PALU – Kabar membanggakan datang dari jajaran Kepolisian Daerah (Polda) Sulawesi Tengah (Sulteng). Salah satu personel terbaiknya kembali mengharumkan nama institusi dan bangsa di kancah internasional.
Adalah Briptu Johansen Vicenzo Angtolis, personel Polri yang bertugas di BA SPN Polda Sulteng, berhasil menorehkan prestasi gemilang dengan memborong tiga medali sekaligus dalam ajang WATA 22nd Open International Championship Taekwondo 2026 yang digelar di Osaka, Jepang, pada 25 sampai dengan 26 April 2026.
Dalam kejuaraan tersebut, Briptu Johansen tergabung dalam kontingen Tim Taekwondo Garbha Presisi Polri sukses meraih medali emas pada kategori Poomsae Beregu Putra, medali perak pada kategori Poomsae Pair, serta medali perunggu pada kategori Freestyle Poomsae.
Prestasi tersebut menjadi bukti nyata dedikasi dan kerja keras personel Polri tidak hanya dalam menjalankan tugas sebagai pelindung, pengayom, dan pelayan masyarakat, tetapi juga mampu berkompetisi dan berprestasi di bidang olahraga tingkat internasional.
Kabid Humas Polda Sulteng, Kombes Pol Djoko Wienartono, menyampaikan apresiasi dan rasa bangga atas capaian diraih oleh Briptu Johansen.
“Kami sangat bangga atas prestasi, ditorehkan Briptu Johansen Vicenzo Angtolis. Ini merupakan pencapaian luar biasa tidak hanya mengharumkan nama Polri, khususnya Polda Sulawesi Tengah, tetapi juga membawa nama baik Indonesia di mata dunia,” ujarnya.
Kabid Humas menambahkan bahwa keberhasilan tersebut merupakan hasil dari disiplin, latihan konsisten, serta semangat juang tinggi dimiliki oleh personel Polri.

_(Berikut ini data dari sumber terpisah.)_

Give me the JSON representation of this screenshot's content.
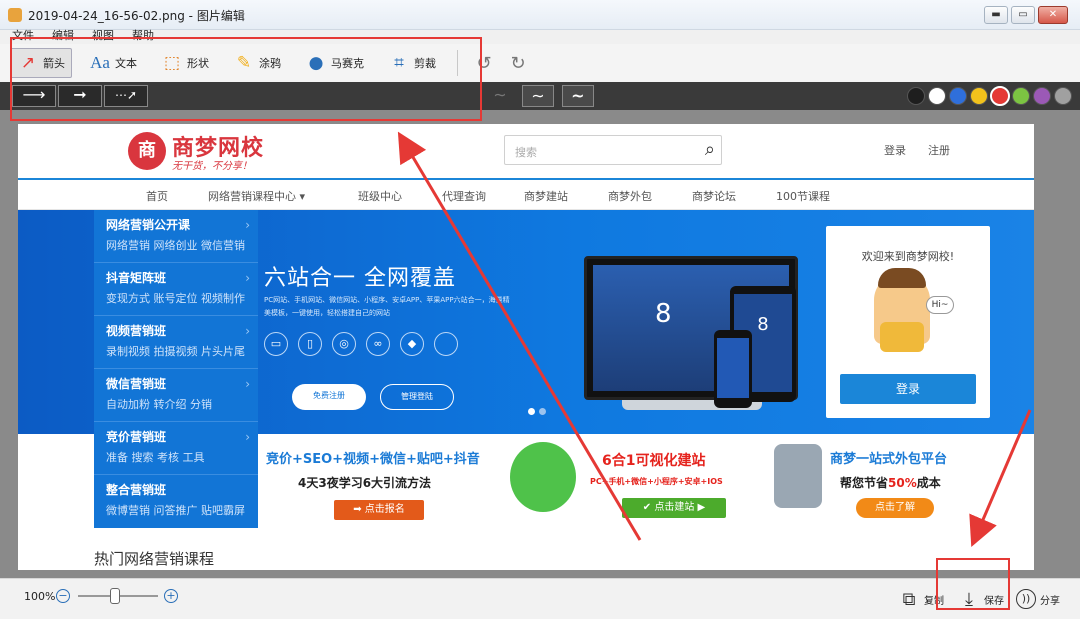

Lebih lanjut, ia berharap prestasi tersebut dapat menjadi motivasi bagi seluruh anggota Polri, khususnya di lingkungan Polda Sulteng, untuk terus mengembangkan potensi diri di berbagai bidang.
“Kami berharap capaian ini dapat menjadi inspirasi bagi personel lainnya untuk terus berprestasi, baik dalam pelaksanaan tugas maupun di bidang lainnya. Semoga kedepan semakin banyak anggota Polri yang mampu mengukir prestasi di tingkat nasional maupun internasional,” tutupnya.